Tulsi marriage is an essential part of Tulsi worship. On Ekadashi (the eleventh day) of the waxing moon in the month of Kartik, worshippers perform Tulsi vivah, the ceremonial marriage of Tulsi with Krishna. The Tulsi Vivah puja vidhi is actually the recreation of a traditional Hindu wedding ceremony conducted in the house or a temple. Tulsi marriage ceremony begins in the evening and worshippers performing this puja observe a fast until then. This is because it is believed that the soul of Vrinda lives in Tulsi plant at night and leaves in the morning. A wedding mandap is installed in the courtyard where the Tulsi plant resides. The bride Tulsi is bathed and dressed in a red sari and decked with jewellery. Sometimes, a paper human face may be put on Tulsi to give her a human touch. The groom is usually an image or idol of Vishnu or Krishna or even a Shaligram stone, bathed and wrapped in a dhoti. The marriage ceremony is followed by a traditional wedding feast. The significance of Tulsi Vivah is that it marks the beginning of the annual marriage season in India.Read more
Guru Nanak Dev Ji is the founder of Sikhism and the first of the ten Sikh Gurus. His birth is celebrated worldwide as Guru Nanak Gurpurab on Kartik Pooranmashi, the full-moon day in the month of Katak (the 8th month of the Nanakshahi calendar), falling in October–November. Guru Nanak Dev ji travelled far and wide teaching people the message of one God who dwells in every one of His creations and constitutes the eternal Truth. He set up a unique spiritual, social, and political platform based on equality, fraternal love, goodness, and virtue.
Sai Baba Jayanti
Sri Sathya Sai Baba was born as Sathyanarayana Raju on November 23, 1926. November 23 is celebrated amongst his devotees all over India as Sai Baba Jayanti. He was born in the village of Puttaparthi, in the state of Andhra Pradesh in South India. From childhood, he had a natural inclination towards spirituality which set him apart from other children of his age. He became known as ‘ Guru’ and “ Brahmajnani’ (knower of Brahman or Godhead) among his peers and others in the village.
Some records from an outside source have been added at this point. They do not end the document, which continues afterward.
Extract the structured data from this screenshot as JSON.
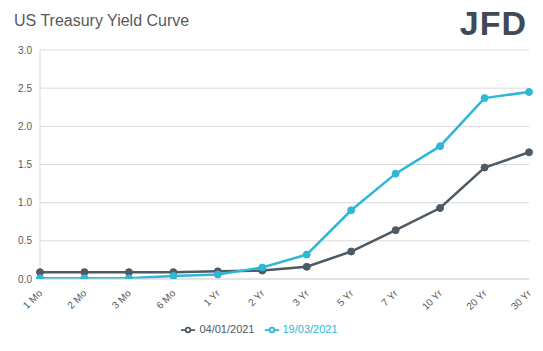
{
  "chart_data": {
    "type": "line",
    "title": "US Treasury Yield Curve",
    "logo": "JFD",
    "categories": [
      "1 Mo",
      "2 Mo",
      "3 Mo",
      "6 Mo",
      "1 Yr",
      "2 Yr",
      "3 Yr",
      "5 Yr",
      "7 Yr",
      "10 Yr",
      "20 Yr",
      "30 Yr"
    ],
    "series": [
      {
        "name": "04/01/2021",
        "color": "#4d5a66",
        "marker": "circle",
        "values": [
          0.09,
          0.09,
          0.09,
          0.09,
          0.1,
          0.11,
          0.16,
          0.36,
          0.64,
          0.93,
          1.46,
          1.66
        ]
      },
      {
        "name": "19/03/2021",
        "color": "#30b6d6",
        "marker": "circle",
        "values": [
          0.01,
          0.01,
          0.01,
          0.04,
          0.06,
          0.15,
          0.32,
          0.9,
          1.38,
          1.74,
          2.37,
          2.45
        ]
      }
    ],
    "ylim": [
      0,
      3
    ],
    "yticks": [
      {
        "value": 0,
        "label": "0.0"
      },
      {
        "value": 0.5,
        "label": "0.5"
      },
      {
        "value": 1,
        "label": "1.0"
      },
      {
        "value": 1.5,
        "label": "1.5"
      },
      {
        "value": 2,
        "label": "2.0"
      },
      {
        "value": 2.5,
        "label": "2.5"
      },
      {
        "value": 3,
        "label": "3.0"
      }
    ],
    "grid": true,
    "legend": "bottom"
  }
}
He demonstrated and preached principles of truth, righteousness, nonviolence, peace and love. His message was to love all. Where there is love, God resides. He believed in transforming that love into service and this service to take one to “sadhana”. He wanted to unite all mankind with his message of Love.
Gita Jayanti is the celebration of the birth of Bhagwad Gita; a song divine, in form of a lyrical dialogue between Bhagwaan Krishna and his favorite disciple Arjun in the middle of the battlefield of Mahabharat or Dharmayuddha in which all questions about life and spirituality are answered ultimately declaring “Wherever there is Shree Krishna, the Lord of all Yog, and wherever there is Arjun, the supreme archer, there will also certainly be unending opulence, victory, prosperity, and righteousness. Of this, I am certain.”
Shri Gayatri Yagna
From the beginning of the time so many sacred mantras and rituals have been introduced by our Ved and ancient scriptures and one of them is Gayatri Mantra. When Gayatri Mantra is combined with Yagna, a fire sacrifice ceremony, it brings extensive benefit to the person and to the entire cosmos. Gayatri Mantra is mentioned as a Savitr (Sury) upasana in Rig Ved in the beginning of the universe. Maharishi Vishvamitra introduced this mantra in detail. Gayatri Yagna is one of the Run (Indebtedness) we have pay to pay in our lifetime as a Dev Run. Gayatri Yagna rituals brings brilliance, determination and a winning attitude in all aspects of life.